Overview of the final sample sets and analysis strategies. a In total, 148 cfDNA samples from 65 patients were collected for NGS of Ig LC repertoires and 205 samples from 73 patients for me-MFC (cf. also Table 1, Table S1). After exclusion of repetitive samples, which had been taken less than 16 days after the previous one, 130 samples (87.8%) were subjected to cfDNA-isolation and NGS and 199 samples (97.0%) to immunomagnetic enrichment of CD138+ cells and MFC. Sufficient reads from the involved LC for bioinformatics analysis were obtained for 114 cfDNA samples (77.0%). CPC phenotypes were analyzed for 196 me-MFC samples (95.6%) that could be processed without measurement errors. A subset of 89 corresponding samples (60.1% [NGS] / 43.3% [me-MFC]) was analyzed by both NGS and me-MFC. b NGS- and LC repertoire analysis workflows.
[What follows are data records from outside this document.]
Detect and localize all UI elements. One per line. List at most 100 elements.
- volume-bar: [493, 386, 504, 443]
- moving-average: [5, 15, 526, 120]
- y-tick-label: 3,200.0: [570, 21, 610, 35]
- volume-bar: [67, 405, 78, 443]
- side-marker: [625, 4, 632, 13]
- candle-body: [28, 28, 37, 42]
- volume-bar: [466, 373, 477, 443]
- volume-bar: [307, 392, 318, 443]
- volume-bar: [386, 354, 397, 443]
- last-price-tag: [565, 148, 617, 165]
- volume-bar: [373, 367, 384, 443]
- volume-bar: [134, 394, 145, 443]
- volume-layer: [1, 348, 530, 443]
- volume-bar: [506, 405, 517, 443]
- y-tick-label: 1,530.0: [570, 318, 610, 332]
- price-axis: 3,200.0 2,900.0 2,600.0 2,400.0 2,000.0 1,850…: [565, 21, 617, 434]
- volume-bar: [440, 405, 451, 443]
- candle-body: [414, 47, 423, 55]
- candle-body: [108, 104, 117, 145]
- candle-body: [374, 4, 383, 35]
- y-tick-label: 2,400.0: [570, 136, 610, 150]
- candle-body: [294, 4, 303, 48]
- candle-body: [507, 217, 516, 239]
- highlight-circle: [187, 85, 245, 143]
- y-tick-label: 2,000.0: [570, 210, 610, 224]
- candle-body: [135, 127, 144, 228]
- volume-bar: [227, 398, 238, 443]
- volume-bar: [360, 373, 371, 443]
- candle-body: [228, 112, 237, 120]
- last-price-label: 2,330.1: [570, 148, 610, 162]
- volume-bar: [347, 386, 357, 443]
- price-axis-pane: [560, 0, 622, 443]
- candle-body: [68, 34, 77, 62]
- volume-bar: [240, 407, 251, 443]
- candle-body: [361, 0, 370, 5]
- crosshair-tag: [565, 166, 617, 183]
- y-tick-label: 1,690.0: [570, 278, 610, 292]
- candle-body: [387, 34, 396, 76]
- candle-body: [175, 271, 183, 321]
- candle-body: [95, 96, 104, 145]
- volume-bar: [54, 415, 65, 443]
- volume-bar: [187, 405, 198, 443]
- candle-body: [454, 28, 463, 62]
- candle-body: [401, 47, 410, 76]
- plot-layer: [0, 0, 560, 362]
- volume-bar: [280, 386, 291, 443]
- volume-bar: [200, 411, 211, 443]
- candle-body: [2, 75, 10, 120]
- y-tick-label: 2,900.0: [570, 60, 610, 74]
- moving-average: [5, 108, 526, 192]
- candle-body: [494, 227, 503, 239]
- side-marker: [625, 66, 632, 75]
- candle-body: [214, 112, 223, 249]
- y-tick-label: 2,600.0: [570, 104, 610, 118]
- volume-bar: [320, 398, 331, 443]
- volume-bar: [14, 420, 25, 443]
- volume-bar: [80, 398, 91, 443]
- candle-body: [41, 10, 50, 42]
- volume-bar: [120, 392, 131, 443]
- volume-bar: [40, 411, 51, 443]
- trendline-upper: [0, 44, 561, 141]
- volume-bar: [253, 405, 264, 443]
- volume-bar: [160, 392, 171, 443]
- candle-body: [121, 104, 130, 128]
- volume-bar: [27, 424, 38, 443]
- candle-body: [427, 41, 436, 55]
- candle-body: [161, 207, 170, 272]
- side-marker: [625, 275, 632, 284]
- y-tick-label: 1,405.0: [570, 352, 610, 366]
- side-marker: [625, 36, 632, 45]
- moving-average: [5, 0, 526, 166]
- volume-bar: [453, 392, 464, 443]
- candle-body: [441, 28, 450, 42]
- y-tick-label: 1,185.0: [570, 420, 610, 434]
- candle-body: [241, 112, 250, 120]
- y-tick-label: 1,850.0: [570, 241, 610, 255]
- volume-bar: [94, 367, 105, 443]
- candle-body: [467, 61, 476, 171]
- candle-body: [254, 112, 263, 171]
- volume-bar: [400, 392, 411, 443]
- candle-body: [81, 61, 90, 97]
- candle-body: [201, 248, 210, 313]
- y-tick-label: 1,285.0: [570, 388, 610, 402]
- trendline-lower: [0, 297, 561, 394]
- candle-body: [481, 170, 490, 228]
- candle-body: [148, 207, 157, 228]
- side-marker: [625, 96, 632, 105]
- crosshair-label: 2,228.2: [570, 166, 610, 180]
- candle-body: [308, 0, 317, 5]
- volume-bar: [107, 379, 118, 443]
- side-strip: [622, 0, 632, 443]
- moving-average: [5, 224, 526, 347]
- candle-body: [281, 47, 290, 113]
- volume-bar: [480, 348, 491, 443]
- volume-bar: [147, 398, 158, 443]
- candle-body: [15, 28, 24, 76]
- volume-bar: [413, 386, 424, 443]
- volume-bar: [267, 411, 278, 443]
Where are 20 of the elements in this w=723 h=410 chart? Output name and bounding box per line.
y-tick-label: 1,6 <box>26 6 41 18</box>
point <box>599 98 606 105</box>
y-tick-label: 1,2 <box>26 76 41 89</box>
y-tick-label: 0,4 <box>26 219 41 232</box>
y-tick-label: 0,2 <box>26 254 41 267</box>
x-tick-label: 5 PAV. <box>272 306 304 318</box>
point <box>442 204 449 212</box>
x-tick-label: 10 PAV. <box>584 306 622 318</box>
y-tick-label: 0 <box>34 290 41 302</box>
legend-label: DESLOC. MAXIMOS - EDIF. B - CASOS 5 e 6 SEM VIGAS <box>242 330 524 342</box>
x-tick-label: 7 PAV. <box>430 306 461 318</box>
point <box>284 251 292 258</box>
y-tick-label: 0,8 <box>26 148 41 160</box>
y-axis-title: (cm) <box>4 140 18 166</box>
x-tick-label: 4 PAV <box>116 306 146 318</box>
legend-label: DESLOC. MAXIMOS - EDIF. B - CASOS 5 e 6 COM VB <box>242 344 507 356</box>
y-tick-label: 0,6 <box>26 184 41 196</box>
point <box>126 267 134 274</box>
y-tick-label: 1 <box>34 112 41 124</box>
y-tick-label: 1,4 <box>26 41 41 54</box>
Libraries were generated by amplification of IGK and IGL variable (VJ) regions using the BIOMED-2 primer sets and sequenced on an Illumina MiSeq instrument with a readlength of 2 × 250 bp. Sequence alignment and clonotype assembly were performed using MiXCR. VDJtools was used for LC repertoire analysis. For confident identification of MM clones, which was not possible based on cfDNA samples alone (cf. main text and supplementary information), histologic or cytologic specimens (bone marrow samples or pleural effusions) were analyzed. c Gating strategy for me-MFC analysis: Plasma cells were identified and gated based on expression of CD138, CD38, and CD27. Normal and aberrant plasma cells were discriminated by different expression patterns of CD19, CD45, CD81, CD117, CD56, and CD200. cfDNA, circulating cell-free DNA; me-MFC, magnetic enrichment (of CD138-positive cells) followed by multiparameter flow cytometry; NGS, next generation sequencing; LC, immunoglobulin light chain; CPC, circulating plasma cells
MM-specific LC rearrangements in cfDNA samples
The NGS assay we used here for the detection of MM in cfDNA (Fig. 1b) focuses on Ig LC rearrangements in order to cover light chain-only MM in addition to MM with rearranged heavy chains. cfDNA was extracted in sufficient amounts for NGS analysis from all samples (n = 130, Fig. 1) with no significant differences in yield between response groups (Fig. S1a). For confident analysis of LC spectra, we aimed that repertoires incorporated at least 20,000 reads [33] that could be aligned to the involved LC and assembled into clonotypes by the MiXCR software. A total of 114 samples were sequenced successfully. We observed no significant differences in the diversity of LC repertoires and frequencies of the most abundant clones between response groups (Fig. S1b). This finding clearly suggested that overrepresentation of a clonotype and a reduced or enlarged LC spectrum were not suitable indicators of disease state. Rather, monitoring MM using our genomic LC assay requires exact knowledge on the MM-specific clonotype. The definition of MM-clones is described in detail in the supplementary methods. We identified trackable MM clones for 16 patients (26.7%). MM clones were detected in 23.7% of samples, including 38.9% of ID/RD and 11.8% of CR samples in the total set of 114 samples. The most abundant clonotype corresponded to the MM clone in 27.8% of ID/RD samples, but only in 5.9% of CR samples (Fig. 2a). Considering only samples from patients for whom MM clones were identified (34/114; 29.8%), a MM clone was the most abundant clonotype in 71.4% and 22.2% of ID/RD or, respectively, CR samples. All CR samples in which MM clones were detectable were from a patient with non-secretory MM. No MM clones were found in 55.6% of CR samples (Fig. 2b). Results from serologic studies performed at the time of cfDNA sampling were available only for a subset of samples from patients with MM clones, including 16 serum electrophoresis (EP) samples (4 negative, 12 positive) and 15 immunofixation (IF) samples (2 negative, 13 positive, 2 IF pos./EP neg.). MM clones were detected in 91.7% of the EP positive subset and in 100% of the IF pos./EP neg. samples (Fig. 2b). Although these sample numbers were too small for reliable statistical testing, our findings strongly indicate that NGS of LC repertoires allows for the detection of both serologically measurable and unmeasurable disease if the MM-specific clone is known (Fig. 2c).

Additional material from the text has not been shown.